This is always going to be a can of worms of personal preference. I can only write about the facts as they are presented to me by vets, breeders and importers. My personal opinion is that I cannot see the validity in the perpetuation of a non normal genetic morph that has genetic faults. This is common in all animal species that have been changed. Stuart worth made a very interesting comment to me, that you cannot change or manipulate one gene say for coloration without it having another effect somewhere along the line. Look at the high end spider royals, the things strike upside down and stargaze for hours, the enigma twists and turns and has to be kept pretty much in a dark box, again eating upside down in some cases I have seen, no one can say this is good or should be available to the mainstream. With regard to fact the animals presented to me as F1 babies were indeed much larger than mass farmed babies born in the same time frame and they were much fitter and brighter in comparison. That is the fact as presented to me by the breeder. Good breeding records also backed up the thought patterns. I am as always concerned with the welfare of animals and the welfare of trade that I 
have spent my life in.

I have seen the bird trade stolen from us because we were not ready and did not place high enough priority on captive stocks or have proper zoological or genetic arguments ready. The reptile trade will be next and we need to be faultless in our practises and genetic blood stock. We should utalise the information we have within our hobby to make sure that animals are available for future generations, fit and healthy and without the possibility for anyone to 
say or find fault with what we do.

Fitness to me is associated with natural behaviour! Animals that are able to live as close to a natural life in captivity as they would in the wild. They should not be subjected to disease or infection if we can at all help it. Crypto is a killer, and a foul way for a animal to die. If we can learn from the wild stock to introduce strength against this disease and those like it, it can only be good. M.B.D is at an all time high in leos, again info taken from a cross section of herp vets. Why? We must do all we can to combat what may be bad husbandry. If looking at sustainable bloodlines is part of this process it can only be good.

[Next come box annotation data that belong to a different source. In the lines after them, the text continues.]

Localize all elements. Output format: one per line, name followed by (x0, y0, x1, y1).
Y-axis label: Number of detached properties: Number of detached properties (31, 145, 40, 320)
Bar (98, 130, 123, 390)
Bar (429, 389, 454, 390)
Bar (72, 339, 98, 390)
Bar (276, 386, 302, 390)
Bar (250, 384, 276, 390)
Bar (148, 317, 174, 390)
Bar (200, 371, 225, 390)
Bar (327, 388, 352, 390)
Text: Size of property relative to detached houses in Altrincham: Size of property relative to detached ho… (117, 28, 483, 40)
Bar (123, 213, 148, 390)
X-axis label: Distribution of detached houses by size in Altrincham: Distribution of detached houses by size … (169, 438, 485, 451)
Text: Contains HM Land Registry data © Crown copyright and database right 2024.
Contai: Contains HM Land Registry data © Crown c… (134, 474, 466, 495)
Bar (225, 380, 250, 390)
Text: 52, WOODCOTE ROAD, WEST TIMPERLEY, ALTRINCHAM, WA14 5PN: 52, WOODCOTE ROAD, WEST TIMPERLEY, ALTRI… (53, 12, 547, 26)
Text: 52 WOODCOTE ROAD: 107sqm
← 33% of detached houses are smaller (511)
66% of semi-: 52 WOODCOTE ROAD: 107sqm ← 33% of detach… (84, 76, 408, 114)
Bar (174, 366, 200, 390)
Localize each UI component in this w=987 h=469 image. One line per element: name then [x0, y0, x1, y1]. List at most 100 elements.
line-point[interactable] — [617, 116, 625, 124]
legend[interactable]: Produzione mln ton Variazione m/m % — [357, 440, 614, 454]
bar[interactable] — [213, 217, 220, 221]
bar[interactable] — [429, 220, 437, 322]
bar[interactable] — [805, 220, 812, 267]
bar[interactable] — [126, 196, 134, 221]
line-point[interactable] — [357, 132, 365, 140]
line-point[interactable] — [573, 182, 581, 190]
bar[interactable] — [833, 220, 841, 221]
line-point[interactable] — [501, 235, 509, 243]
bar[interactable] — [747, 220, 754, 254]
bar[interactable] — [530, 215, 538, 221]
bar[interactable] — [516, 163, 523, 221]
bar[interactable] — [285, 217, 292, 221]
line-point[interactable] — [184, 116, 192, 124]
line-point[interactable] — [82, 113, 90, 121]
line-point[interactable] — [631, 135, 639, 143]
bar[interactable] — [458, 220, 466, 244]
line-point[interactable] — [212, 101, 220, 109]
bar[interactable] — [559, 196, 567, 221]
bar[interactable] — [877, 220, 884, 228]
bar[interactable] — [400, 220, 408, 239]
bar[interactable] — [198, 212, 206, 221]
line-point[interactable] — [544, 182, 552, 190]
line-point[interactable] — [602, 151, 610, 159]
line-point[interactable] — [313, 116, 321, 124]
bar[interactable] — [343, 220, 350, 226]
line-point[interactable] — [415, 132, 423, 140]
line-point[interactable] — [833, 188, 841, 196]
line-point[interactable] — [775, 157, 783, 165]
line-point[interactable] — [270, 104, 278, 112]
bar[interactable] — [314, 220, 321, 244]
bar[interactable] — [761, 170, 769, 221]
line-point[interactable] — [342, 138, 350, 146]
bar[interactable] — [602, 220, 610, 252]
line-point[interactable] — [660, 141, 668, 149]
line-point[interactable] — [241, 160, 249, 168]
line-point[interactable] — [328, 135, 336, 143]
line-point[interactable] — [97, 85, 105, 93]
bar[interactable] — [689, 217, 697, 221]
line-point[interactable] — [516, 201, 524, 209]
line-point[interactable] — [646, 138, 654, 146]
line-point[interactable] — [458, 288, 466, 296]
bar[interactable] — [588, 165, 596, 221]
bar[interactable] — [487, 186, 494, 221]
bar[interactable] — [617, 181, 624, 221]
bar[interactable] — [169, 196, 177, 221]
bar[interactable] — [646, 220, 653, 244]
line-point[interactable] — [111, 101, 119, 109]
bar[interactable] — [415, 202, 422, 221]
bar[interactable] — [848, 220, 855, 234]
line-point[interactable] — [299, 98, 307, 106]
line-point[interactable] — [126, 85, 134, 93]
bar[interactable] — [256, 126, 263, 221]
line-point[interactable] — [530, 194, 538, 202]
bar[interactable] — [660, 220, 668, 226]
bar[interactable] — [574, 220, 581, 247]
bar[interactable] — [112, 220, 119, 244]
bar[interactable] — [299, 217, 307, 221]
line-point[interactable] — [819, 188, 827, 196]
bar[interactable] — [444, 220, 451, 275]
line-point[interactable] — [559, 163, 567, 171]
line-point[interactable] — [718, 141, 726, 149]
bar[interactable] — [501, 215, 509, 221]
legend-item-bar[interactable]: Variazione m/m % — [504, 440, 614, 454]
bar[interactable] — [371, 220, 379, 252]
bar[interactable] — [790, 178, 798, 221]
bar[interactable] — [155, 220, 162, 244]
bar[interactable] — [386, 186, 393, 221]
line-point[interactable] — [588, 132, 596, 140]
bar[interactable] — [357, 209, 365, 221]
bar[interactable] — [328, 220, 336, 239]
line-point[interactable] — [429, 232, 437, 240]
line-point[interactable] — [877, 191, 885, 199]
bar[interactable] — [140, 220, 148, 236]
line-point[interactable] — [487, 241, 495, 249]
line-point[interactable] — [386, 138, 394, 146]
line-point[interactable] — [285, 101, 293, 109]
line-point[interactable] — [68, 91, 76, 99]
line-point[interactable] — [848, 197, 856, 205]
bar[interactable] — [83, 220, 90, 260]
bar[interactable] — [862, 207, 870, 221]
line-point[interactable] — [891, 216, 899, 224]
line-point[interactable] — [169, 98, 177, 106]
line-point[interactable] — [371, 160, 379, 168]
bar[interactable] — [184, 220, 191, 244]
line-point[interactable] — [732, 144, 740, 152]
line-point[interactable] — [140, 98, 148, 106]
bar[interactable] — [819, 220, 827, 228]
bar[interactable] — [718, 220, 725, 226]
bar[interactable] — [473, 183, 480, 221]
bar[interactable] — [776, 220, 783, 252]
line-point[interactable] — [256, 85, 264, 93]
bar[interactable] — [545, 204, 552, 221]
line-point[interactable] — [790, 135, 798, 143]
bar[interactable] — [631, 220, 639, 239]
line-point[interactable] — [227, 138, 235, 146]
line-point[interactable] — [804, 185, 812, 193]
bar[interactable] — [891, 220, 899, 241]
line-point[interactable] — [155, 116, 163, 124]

To conclude, you are correct my personal opinion is that any morph that has a detrimental effect on the animal should not be perpetuated. But I am not against colour variants. I have a yellow belly royal my self, taken from captive farmed stock and so a wild variant. I do passionately believe in our hobby and the positive effect it has in society. I do have a vested interest in seeing the hobby grow and expand and I always try to put the health and wellbeing of the specises first. As I said this is my opinion and it seems from reasearch in the trade that others feel the same.

Topics like this are not meant to be dictatorial but simply encourage keepers and breeders to think outside the box. What have we done, what can we do and what can we change to make things better in retrospect. 

John.


----------



## olivine (Feb 5, 2009)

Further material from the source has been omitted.